Family Trusts
Why establish a Trust?
Throughout their history, trusts have provided people with a means of protecting their assets and controlling how they are used after they have been given away. They are particularly useful for protecting assets for vulnerable or financially naïve beneficiaries and can ensure that your hard-earned wealth is passed down through your own Bloodline, out of the clutches of ex in-laws and creditors.
Control
When a settlor puts assets into a trust, they set out in the trust document how those assets are to be dealt with. They will be able to say who will benefit and to what extent; whether the property may be sold or used for certain purposes and who will benefit from them in the future.

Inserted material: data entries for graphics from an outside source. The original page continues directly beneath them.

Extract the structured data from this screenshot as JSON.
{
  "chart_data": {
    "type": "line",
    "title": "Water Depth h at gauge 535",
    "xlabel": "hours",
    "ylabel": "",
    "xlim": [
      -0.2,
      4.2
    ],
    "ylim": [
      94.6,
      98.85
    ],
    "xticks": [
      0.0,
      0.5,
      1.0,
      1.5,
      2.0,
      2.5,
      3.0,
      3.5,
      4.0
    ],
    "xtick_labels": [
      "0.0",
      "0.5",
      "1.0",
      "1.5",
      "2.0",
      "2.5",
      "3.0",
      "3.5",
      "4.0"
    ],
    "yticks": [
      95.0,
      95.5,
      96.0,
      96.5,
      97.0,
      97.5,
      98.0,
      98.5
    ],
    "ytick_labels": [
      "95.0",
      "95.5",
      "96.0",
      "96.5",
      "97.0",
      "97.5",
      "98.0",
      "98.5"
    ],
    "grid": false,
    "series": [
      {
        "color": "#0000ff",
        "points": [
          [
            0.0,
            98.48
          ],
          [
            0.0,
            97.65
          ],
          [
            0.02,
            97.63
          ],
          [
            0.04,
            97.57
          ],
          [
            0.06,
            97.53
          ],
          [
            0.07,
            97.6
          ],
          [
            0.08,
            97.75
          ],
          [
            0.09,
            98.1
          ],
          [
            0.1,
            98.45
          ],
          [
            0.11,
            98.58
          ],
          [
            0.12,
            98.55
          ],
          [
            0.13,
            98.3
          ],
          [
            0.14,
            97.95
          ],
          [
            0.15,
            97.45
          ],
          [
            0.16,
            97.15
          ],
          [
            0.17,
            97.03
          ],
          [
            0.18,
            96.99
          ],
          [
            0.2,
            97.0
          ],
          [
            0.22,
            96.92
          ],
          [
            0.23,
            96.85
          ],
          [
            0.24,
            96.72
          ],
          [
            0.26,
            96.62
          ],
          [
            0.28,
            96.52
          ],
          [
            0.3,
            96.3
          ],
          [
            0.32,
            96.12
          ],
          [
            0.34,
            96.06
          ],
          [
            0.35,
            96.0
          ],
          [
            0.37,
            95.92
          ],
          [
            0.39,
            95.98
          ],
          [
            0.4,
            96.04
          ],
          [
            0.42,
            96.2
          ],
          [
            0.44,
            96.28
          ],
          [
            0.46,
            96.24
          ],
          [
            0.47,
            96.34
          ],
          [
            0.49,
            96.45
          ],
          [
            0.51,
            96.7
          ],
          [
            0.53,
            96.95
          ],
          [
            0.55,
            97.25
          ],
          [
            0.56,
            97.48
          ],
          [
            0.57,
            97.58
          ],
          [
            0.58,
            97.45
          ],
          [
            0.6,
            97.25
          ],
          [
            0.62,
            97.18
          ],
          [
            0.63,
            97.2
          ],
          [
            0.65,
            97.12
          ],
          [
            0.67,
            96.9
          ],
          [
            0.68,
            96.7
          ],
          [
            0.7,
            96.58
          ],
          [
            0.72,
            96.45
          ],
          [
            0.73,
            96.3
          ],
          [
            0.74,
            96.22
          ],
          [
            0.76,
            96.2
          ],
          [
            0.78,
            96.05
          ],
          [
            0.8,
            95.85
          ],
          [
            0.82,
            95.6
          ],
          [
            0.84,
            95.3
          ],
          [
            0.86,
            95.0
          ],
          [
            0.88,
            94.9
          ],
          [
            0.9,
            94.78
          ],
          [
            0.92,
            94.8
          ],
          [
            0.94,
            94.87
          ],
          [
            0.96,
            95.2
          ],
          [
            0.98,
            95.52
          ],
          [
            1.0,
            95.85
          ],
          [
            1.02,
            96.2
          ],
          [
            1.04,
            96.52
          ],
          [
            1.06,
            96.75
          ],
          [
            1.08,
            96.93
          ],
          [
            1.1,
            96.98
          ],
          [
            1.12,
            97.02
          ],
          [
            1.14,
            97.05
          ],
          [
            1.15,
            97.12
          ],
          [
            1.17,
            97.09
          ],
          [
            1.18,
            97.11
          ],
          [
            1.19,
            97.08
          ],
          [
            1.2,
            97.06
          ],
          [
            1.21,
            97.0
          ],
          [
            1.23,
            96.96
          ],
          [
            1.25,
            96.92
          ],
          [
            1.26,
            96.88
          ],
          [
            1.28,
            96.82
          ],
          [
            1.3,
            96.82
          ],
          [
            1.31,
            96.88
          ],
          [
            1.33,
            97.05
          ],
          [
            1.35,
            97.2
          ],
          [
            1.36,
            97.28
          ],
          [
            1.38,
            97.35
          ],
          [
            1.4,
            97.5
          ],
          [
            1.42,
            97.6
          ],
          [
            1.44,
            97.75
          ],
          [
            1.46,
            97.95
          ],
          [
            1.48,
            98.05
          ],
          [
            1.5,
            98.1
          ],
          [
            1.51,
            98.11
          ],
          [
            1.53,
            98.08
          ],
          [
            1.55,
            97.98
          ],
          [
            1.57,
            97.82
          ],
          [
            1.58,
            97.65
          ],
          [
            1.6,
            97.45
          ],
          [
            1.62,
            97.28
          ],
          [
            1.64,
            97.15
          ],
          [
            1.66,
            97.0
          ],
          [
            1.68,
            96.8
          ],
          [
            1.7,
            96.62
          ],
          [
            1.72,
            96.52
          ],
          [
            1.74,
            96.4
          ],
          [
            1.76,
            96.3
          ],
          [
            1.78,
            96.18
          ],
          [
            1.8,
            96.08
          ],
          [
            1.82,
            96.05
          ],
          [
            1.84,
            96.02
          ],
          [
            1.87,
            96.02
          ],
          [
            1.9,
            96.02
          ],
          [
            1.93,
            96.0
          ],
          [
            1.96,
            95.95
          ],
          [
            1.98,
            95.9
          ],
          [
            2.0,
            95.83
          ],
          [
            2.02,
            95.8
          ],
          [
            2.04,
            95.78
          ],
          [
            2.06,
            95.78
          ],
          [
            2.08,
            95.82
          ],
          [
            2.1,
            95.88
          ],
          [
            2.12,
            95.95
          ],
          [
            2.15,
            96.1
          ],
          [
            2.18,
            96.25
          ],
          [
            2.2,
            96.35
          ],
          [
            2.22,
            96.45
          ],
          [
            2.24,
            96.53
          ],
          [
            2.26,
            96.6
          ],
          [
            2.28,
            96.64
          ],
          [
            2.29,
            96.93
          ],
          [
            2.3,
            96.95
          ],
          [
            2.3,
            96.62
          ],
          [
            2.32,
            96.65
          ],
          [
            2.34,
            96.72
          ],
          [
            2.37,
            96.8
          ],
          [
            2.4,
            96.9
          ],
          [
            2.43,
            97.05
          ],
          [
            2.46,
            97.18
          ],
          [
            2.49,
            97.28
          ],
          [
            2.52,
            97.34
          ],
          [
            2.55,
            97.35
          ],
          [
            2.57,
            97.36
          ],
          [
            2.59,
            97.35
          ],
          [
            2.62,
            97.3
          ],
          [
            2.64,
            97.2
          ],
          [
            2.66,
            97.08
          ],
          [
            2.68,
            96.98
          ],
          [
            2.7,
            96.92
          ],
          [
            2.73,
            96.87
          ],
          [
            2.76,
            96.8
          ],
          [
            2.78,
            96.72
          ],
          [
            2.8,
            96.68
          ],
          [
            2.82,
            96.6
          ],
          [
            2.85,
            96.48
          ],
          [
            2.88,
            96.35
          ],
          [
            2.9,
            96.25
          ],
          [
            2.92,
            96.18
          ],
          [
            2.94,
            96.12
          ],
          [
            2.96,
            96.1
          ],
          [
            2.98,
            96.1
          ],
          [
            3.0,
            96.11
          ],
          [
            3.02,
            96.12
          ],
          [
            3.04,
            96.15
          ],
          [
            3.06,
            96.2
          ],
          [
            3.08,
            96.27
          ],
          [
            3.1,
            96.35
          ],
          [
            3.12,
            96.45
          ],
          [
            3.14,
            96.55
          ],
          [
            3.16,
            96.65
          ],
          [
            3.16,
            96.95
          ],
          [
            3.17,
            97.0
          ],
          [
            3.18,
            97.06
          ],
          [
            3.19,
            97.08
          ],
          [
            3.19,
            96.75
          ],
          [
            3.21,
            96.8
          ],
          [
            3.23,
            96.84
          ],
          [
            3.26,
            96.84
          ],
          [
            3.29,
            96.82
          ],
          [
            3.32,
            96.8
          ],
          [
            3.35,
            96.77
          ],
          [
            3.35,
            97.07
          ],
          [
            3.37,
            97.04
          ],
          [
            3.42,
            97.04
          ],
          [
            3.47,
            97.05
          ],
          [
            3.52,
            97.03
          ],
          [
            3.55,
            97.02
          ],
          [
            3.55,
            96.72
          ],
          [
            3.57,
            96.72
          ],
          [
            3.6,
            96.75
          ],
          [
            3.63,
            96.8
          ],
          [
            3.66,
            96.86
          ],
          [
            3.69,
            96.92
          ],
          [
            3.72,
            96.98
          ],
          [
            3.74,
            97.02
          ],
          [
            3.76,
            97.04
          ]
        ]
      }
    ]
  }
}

The day-to-day management of the trust property is the responsibility of the trustees, but the settlor (if they are alive) may also be a trustee. They can therefore, both remotely by the terms included, and directly as trustee, manage property that they no longer own - provided that their decisions are in the interests of the beneficiaries and in accordance with the terms of the trust.
Protection
Perhaps you would like to give away some of your wealth to benefit other members of the family, but you are concerned that it will be dissipated. A trust can restrict the amount and type of benefit received from the property. For example, you may wish to assist your niece with her university expenses, but you do not want her to spend the money on a fast car. A trust is the ideal vehicle to achieve those ends.
Flexibility
A trust allows your trustees to adapt to circumstances as they arise. If you make an outright gift of property, you cannot change your mind and give it to someone else. Suppose you have two adult children: one is in highly paid employment and the other is struggling to meet professional training costs. With a trust, you can direct the income from, say, a rental property, to the child with the low income. In later years, the highly paid child takes a career break to raise a family, where as the other is earning a good professional salary. The trust income can be switched to help with the costs of raising the grandchildren. If you had given the rental property away, you would not be able to redirect the income. If you had kept it, the income would be taxed at your personal rates.
Trust Types
Interest-in-Possession Trusts
This is where the income or benefit must be given to a specific beneficiary - it is his or hers by right. There may be more than one beneficiary but they will all have a fixed entitlement.
Discretionary Type Trusts
Benefits are allocated at the trustees’ discretion to any one or more of several beneficiaries. The trustees might even decide, for a time, to benefit no one; the income being accumulated for future use.